|
Computational Linguistics, or Natural Language
Processing (NLP), is not a new field. As early as
1946, attempts have been undertaken to use
computers to process natural language. These
attempts concentrated mainly on Machine
Translation and, due to the political
situation at the time, almost exclusively on the
translation from Russian into English.
Considerable resources were dedicated to this
task, both in the U.S.A. and in Great Britain,
during the fifties and sixties. Other countries,
mainly in continental Europe, joined the
enterprise, and the first systems ("SYSTRAN")
became operational at the end of this period.

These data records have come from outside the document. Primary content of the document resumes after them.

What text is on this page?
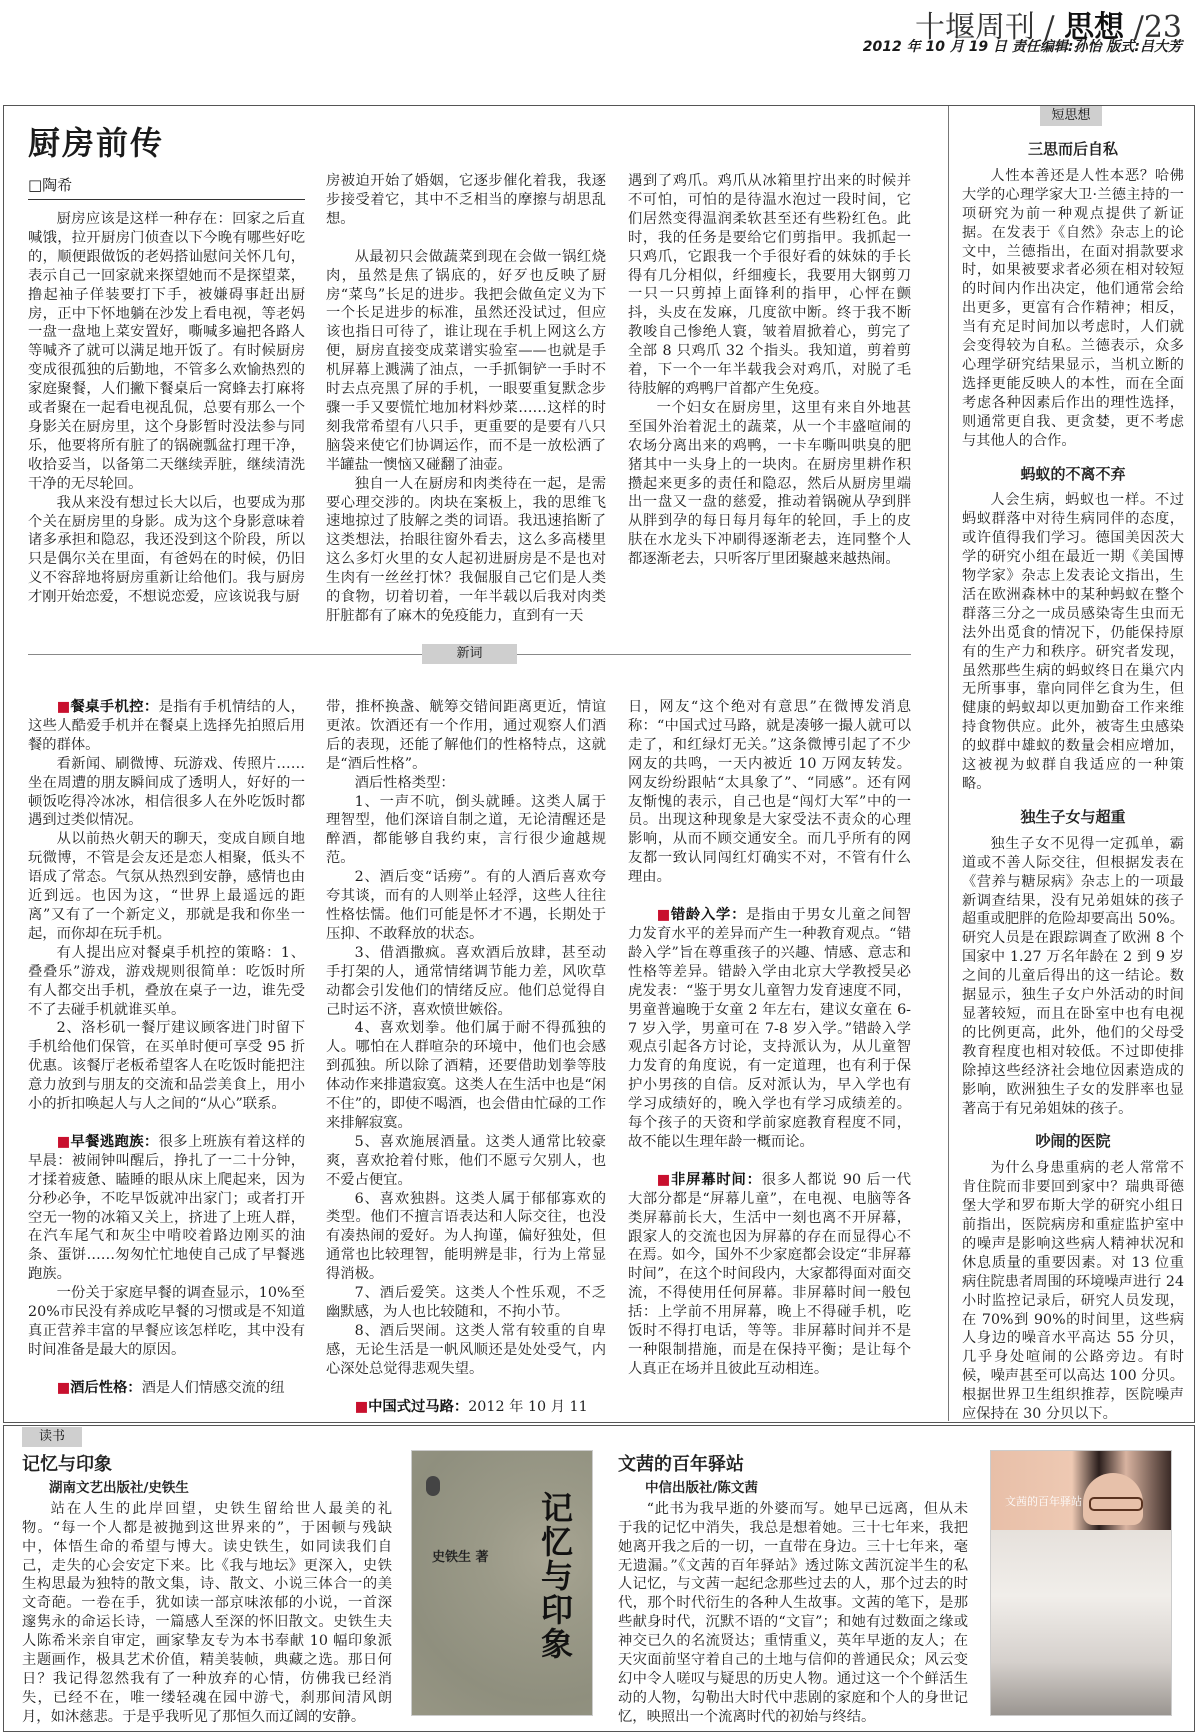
十堰周刊 / 思想 /23
2012 年 10 月 19 日 责任编辑:孙怡 版式:吕大芳
厨房前传
□陶希

厨房应该是这样一种存在：回家之后直喊饿，拉开厨房门侦查以下今晚有哪些好吃的，顺便跟做饭的老妈搭讪慰问关怀几句，表示自己一回家就来探望她而不是探望菜，撸起袖子佯装要打下手，被嫌碍事赶出厨房，正中下怀地躺在沙发上看电视，等老妈一盘一盘地上菜安置好，嘶喊多遍把各路人等喊齐了就可以满足地开饭了。有时候厨房变成很孤独的后勤地，不管多么欢愉热烈的家庭聚餐，人们撇下餐桌后一窝蜂去打麻将或者聚在一起看电视乱侃，总要有那么一个身影关在厨房里，这个身影暂时没法参与同乐，他要将所有脏了的锅碗瓢盆打理干净，收拾妥当，以备第二天继续弄脏，继续清洗干净的无尽轮回。

我从来没有想过长大以后，也要成为那个关在厨房里的身影。成为这个身影意味着诸多承担和隐忍，我还没到这个阶段，所以只是偶尔关在里面，有爸妈在的时候，仍旧义不容辞地将厨房重新让给他们。我与厨房才刚开始恋爱，不想说恋爱，应该说我与厨

房被迫开始了婚姻，它逐步催化着我，我逐步接受着它，其中不乏相当的摩擦与胡思乱想。

从最初只会做蔬菜到现在会做一锅红烧肉，虽然是焦了锅底的，好歹也反映了厨房“菜鸟”长足的进步。我把会做鱼定义为下一个长足进步的标准，虽然还没试过，但应该也指日可待了，谁让现在手机上网这么方便，厨房直接变成菜谱实验室——也就是手机屏幕上溅满了油点，一手抓铜铲一手时不时去点亮黑了屏的手机，一眼要重复默念步骤一手又要慌忙地加材料炒菜……这样的时刻我常希望有八只手，更重要的是要有八只脑袋来使它们协调运作，而不是一放松洒了半罐盐一懊恼又碰翻了油壶。

独自一人在厨房和肉类待在一起，是需要心理交涉的。肉块在案板上，我的思维飞速地掠过了肢解之类的词语。我迅速掐断了这类想法，抬眼往窗外看去，这么多高楼里这么多灯火里的女人起初进厨房是不是也对生肉有一丝丝打怵？我倔服自己它们是人类的食物，切着切着，一年半载以后我对肉类肝脏都有了麻木的免疫能力，直到有一天

遇到了鸡爪。鸡爪从冰箱里拧出来的时候并不可怕，可怕的是待温水泡过一段时间，它们居然变得温润柔软甚至还有些粉红色。此时，我的任务是要给它们剪指甲。我抓起一只鸡爪，它跟我一个手很好看的妹妹的手长得有几分相似，纤细瘦长，我要用大钢剪刀一只一只剪掉上面锋利的指甲，心怦在颤抖，头皮在发麻，几度欲中断。终于我不断教唆自己惨绝人寰，皱着眉掀着心，剪完了全部 8 只鸡爪 32 个指头。我知道，剪着剪着，下一个一年半载我会对鸡爪，对脱了毛待肢解的鸡鸭尸首都产生免疫。

一个妇女在厨房里，这里有来自外地甚至国外治着泥土的蔬菜，从一个丰盛喧闹的农场分离出来的鸡鸭，一卡车嘶叫哄臭的肥猪其中一头身上的一块肉。在厨房里耕作积攒起来更多的责任和隐忍，然后从厨房里端出一盘又一盘的慈爱，推动着锅碗从孕到胖从胖到孕的每日每月每年的轮回，手上的皮肤在水龙头下冲刷得逐渐老去，连同整个人都逐渐老去，只听客厅里团聚越来越热闹。

新词

■餐桌手机控：是指有手机情结的人，这些人酷爱手机并在餐桌上选择先拍照后用餐的群体。

看新闻、刷微博、玩游戏、传照片……坐在周遭的朋友瞬间成了透明人，好好的一顿饭吃得冷冰冰，相信很多人在外吃饭时都遇到过类似情况。

从以前热火朝天的聊天，变成自顾自地玩微博，不管是会友还是恋人相聚，低头不语成了常态。气氛从热烈到安静，感情也由近到远。也因为这，“世界上最遥远的距离”又有了一个新定义，那就是我和你坐一起，而你却在玩手机。

有人提出应对餐桌手机控的策略：1、叠叠乐”游戏，游戏规则很简单：吃饭时所有人都交出手机，叠放在桌子一边，谁先受不了去碰手机就谁买单。

2、洛杉矶一餐厅建议顾客进门时留下手机给他们保管，在买单时便可享受 95 折优惠。该餐厅老板希望客人在吃饭时能把注意力放到与朋友的交流和品尝美食上，用小小的折扣唤起人与人之间的“从心”联系。

■早餐逃跑族：很多上班族有着这样的早晨：被闹钟叫醒后，挣扎了一二十分钟，才揉着疲惫、瞌睡的眼从床上爬起来，因为分秒必争，不吃早饭就冲出家门；或者打开空无一物的冰箱又关上，挤进了上班人群，在汽车尾气和灰尘中啃咬着路边刚买的油条、蛋饼……匆匆忙忙地使自己成了早餐逃跑族。

一份关于家庭早餐的调查显示，10%至 20%市民没有养成吃早餐的习惯或是不知道真正营养丰富的早餐应该怎样吃，其中没有时间准备是最大的原因。

■酒后性格：酒是人们情感交流的纽

带，推杯换盏、觥筹交错间距离更近，情谊更浓。饮酒还有一个作用，通过观察人们酒后的表现，还能了解他们的性格特点，这就是“酒后性格”。

酒后性格类型：

1、一声不吭，倒头就睡。这类人属于理智型，他们深谙自制之道，无论清醒还是醉酒，都能够自我约束，言行很少逾越规范。

2、酒后变“话痨”。有的人酒后喜欢夸夸其谈，而有的人则举止轻浮，这些人往往性格怯懦。他们可能是怀才不遇，长期处于压抑、不敢释放的状态。

3、借酒撒疯。喜欢酒后放肆，甚至动手打架的人，通常情绪调节能力差，风吹草动都会引发他们的情绪反应。他们总觉得自己时运不济，喜欢愤世嫉俗。

4、喜欢划拳。他们属于耐不得孤独的人。哪怕在人群喧杂的环境中，他们也会感到孤独。所以除了酒精，还要借助划拳等肢体动作来排遣寂寞。这类人在生活中也是“闲不住”的，即使不喝酒，也会借由忙碌的工作来排解寂寞。

5、喜欢施展酒量。这类人通常比较豪爽，喜欢抢着付账，他们不愿亏欠别人，也不爱占便宜。

6、喜欢独斟。这类人属于郁郁寡欢的类型。他们不擅言语表达和人际交往，也没有凑热闹的爱好。为人拘谨，偏好独处，但通常也比较理智，能明辨是非，行为上常显得消极。

7、酒后爱笑。这类人个性乐观，不乏幽默感，为人也比较随和，不拘小节。

8、酒后哭闹。这类人常有较重的自卑感，无论生活是一帆风顺还是处处受气，内心深处总觉得悲观失望。

■中国式过马路：2012 年 10 月 11

日，网友“这个绝对有意思”在微博发消息称：“中国式过马路，就是凑够一撮人就可以走了，和红绿灯无关。”这条微博引起了不少网友的共鸣，一天内被近 10 万网友转发。网友纷纷跟帖“太具象了”、“同感”。还有网友惭愧的表示，自己也是“闯灯大军”中的一员。出现这种现象是大家受法不责众的心理影响，从而不顾交通安全。而几乎所有的网友都一致认同闯红灯确实不对，不管有什么理由。

■错龄入学：是指由于男女儿童之间智力发育水平的差异而产生一种教育观点。“错龄入学”旨在尊重孩子的兴趣、情感、意志和性格等差异。错龄入学由北京大学教授吴必虎发表：“鉴于男女儿童智力发育速度不同，男童普遍晚于女童 2 年左右，建议女童在 6-7 岁入学，男童可在 7-8 岁入学。”错龄入学观点引起各方讨论，支持派认为，从儿童智力发育的角度说，有一定道理，也有利于保护小男孩的自信。反对派认为，早入学也有学习成绩好的，晚入学也有学习成绩差的。每个孩子的天资和学前家庭教育程度不同，故不能以生理年龄一概而论。

■非屏幕时间：很多人都说 90 后一代大部分都是“屏幕儿童”，在电视、电脑等各类屏幕前长大，生活中一刻也离不开屏幕，跟家人的交流也因为屏幕的存在而显得心不在焉。如今，国外不少家庭都会设定“非屏幕时间”，在这个时间段内，大家都得面对面交流，不得使用任何屏幕。非屏幕时间一般包括：上学前不用屏幕，晚上不得碰手机，吃饭时不得打电话，等等。非屏幕时间并不是一种限制措施，而是在保持平衡；是让每个人真正在场并且彼此互动相连。

短思想
三思而后自私

人性本善还是人性本恶？哈佛大学的心理学家大卫·兰德主持的一项研究为前一种观点提供了新证据。在发表于《自然》杂志上的论文中，兰德指出，在面对捐款要求时，如果被要求者必须在相对较短的时间内作出决定，他们通常会给出更多，更富有合作精神；相反，当有充足时间加以考虑时，人们就会变得较为自私。兰德表示，众多心理学研究结果显示，当机立断的选择更能反映人的本性，而在全面考虑各种因素后作出的理性选择，则通常更自我、更贪婪，更不考虑与其他人的合作。

蚂蚁的不离不弃

人会生病，蚂蚁也一样。不过蚂蚁群落中对待生病同伴的态度，或许值得我们学习。德国美因茨大学的研究小组在最近一期《美国博物学家》杂志上发表论文指出，生活在欧洲森林中的某种蚂蚁在整个群落三分之一成员感染寄生虫而无法外出觅食的情况下，仍能保持原有的生产力和秩序。研究者发现，虽然那些生病的蚂蚁终日在巢穴内无所事事，靠向同伴乞食为生，但健康的蚂蚁却以更加勤奋工作来维持食物供应。此外，被寄生虫感染的蚁群中雄蚁的数量会相应增加，这被视为蚁群自我适应的一种策略。

独生子女与超重

独生子女不见得一定孤单，霸道或不善人际交往，但根据发表在《营养与糖尿病》杂志上的一项最新调查结果，没有兄弟姐妹的孩子超重或肥胖的危险却要高出 50%。研究人员是在跟踪调查了欧洲 8 个国家中 1.27 万名年龄在 2 到 9 岁之间的儿童后得出的这一结论。数据显示，独生子女户外活动的时间显著较短，而且在卧室中也有电视的比例更高，此外，他们的父母受教育程度也相对较低。不过即使排除掉这些经济社会地位因素造成的影响，欧洲独生子女的发胖率也显著高于有兄弟姐妹的孩子。

吵闹的医院

为什么身患重病的老人常常不肯住院而非要回到家中？瑞典哥德堡大学和罗布斯大学的研究小组日前指出，医院病房和重症监护室中的噪声是影响这些病人精神状况和休息质量的重要因素。对 13 位重病住院患者周围的环境噪声进行 24 小时监控记录后，研究人员发现，在 70%到 90%的时间里，这些病人身边的噪音水平高达 55 分贝，几乎身处喧闹的公路旁边。有时候，噪声甚至可以高达 100 分贝。根据世界卫生组织推荐，医院噪声应保持在 30 分贝以下。

读书
记忆与印象
湖南文艺出版社/史铁生

站在人生的此岸回望，史铁生留给世人最美的礼物。“每一个人都是被抛到这世界来的”，于困顿与残缺中，体悟生命的希望与博大。读史铁生，如同读我们自己，走失的心会安定下来。比《我与地坛》更深入，史铁生构思最为独特的散文集，诗、散文、小说三体合一的美文奇葩。一卷在手，犹如读一部京味浓郁的小说，一首深邃隽永的命运长诗，一篇感人至深的怀旧散文。史铁生夫人陈希米亲自审定，画家挚友专为本书奉献 10 幅印象派主题画作，极具艺术价值，精美装帧，典藏之选。那日何日？我记得忽然我有了一种放弃的心情，仿佛我已经消失，已经不在，唯一缕轻魂在园中游弋，刹那间清风朗月，如沐慈悲。于是乎我听见了那恒久而辽阔的安静。

史铁生 著 记忆与印象
文茜的百年驿站
中信出版社/陈文茜

“此书为我早逝的外婆而写。她早已远离，但从未于我的记忆中消失，我总是想着她。三十七年来，我把她离开我之后的一切，一直带在身边。三十七年来，毫无遗漏。”《文茜的百年驿站》透过陈文茜沉淀半生的私人记忆，与文茜一起纪念那些过去的人，那个过去的时代，那个时代衍生的各种人生故事。文茜的笔下，是那些献身时代，沉默不语的“文盲”；和她有过数面之缘或神交已久的名流贤达；重情重义，英年早逝的友人；在天灾面前坚守着自己的土地与信仰的普通民众；风云变幻中令人嗟叹与疑思的历史人物。通过这一个个鲜活生动的人物，勾勒出大时代中悲剧的家庭和个人的身世记忆，映照出一个流离时代的初始与终结。

文茜的百年驿站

However, the limited performance of these systems
made it clear that the underlying theoretical
difficulties of the task had been grossly
underestimated, and in the following years and
decades much effort was spent on basic research
in formal linguistics. Today, a number of Machine
Translation systems are available commercially
although there still is no system that produces
fully automatic high-quality translations (and
probably there will not be for some time). Human
intervention in the form of pre- and/or post-editing
is still required in all cases.
Another application that has become
commercially viable in the last years is the
analysis and synthesis of spoken language, i.e., speech
understanding and speech generation.
Potential applications go from help for the
handicapped (e.g., text-to-speech systems for the
blind) to telephony based information systems (e.g.,
inquiry systems for train or plane connections,
telebanking) and further on to office dictation
systems (as offered by several vendors). Several
text-to-speech systems are commercially
available, and are in daily use in many places.
The difficulties of speech understanding are much
greater than those for speech generation yet some
of the speech understanding systems are also
entering the marketplace.
An application that will become at least as
important as those already mentioned is the creation,
administration, and presentation of texts by
computer. Even reliable access to written texts
is a major bottleneck in science and commerce.
The amount of textual information is enormous (and
growing incessantly), and the traditional, word-based,
information retrieval methods are getting
increasingly insufficient as either precision or
recall is always low (i.e., you get either a
large number of irrelevant documents together
with the relevant ones, or else you fail to get a
large number of the relevant ones in the
collection). Linguistically based retrieval
methods, taking into account the meaning of
sentences as encoded in the syntactic structure
of natural language, promise to be a way out of
this quandary. However, the creation of
texts is also becoming a problem. Manuals of
complex technical systems (airplanes, computers
etc.) are constantly out of date as the systems
themselves are upgraded ever faster. Writing
manuals by hand is thus getting ever more
expensive and unreliable, and if manuals have to
be maintained in different languages, manual
production becomes increasingly unmanageable. If
different versions of the manuals have to be
written (for service users, for technicians, for
auditors etc.), things get out of hand altogether.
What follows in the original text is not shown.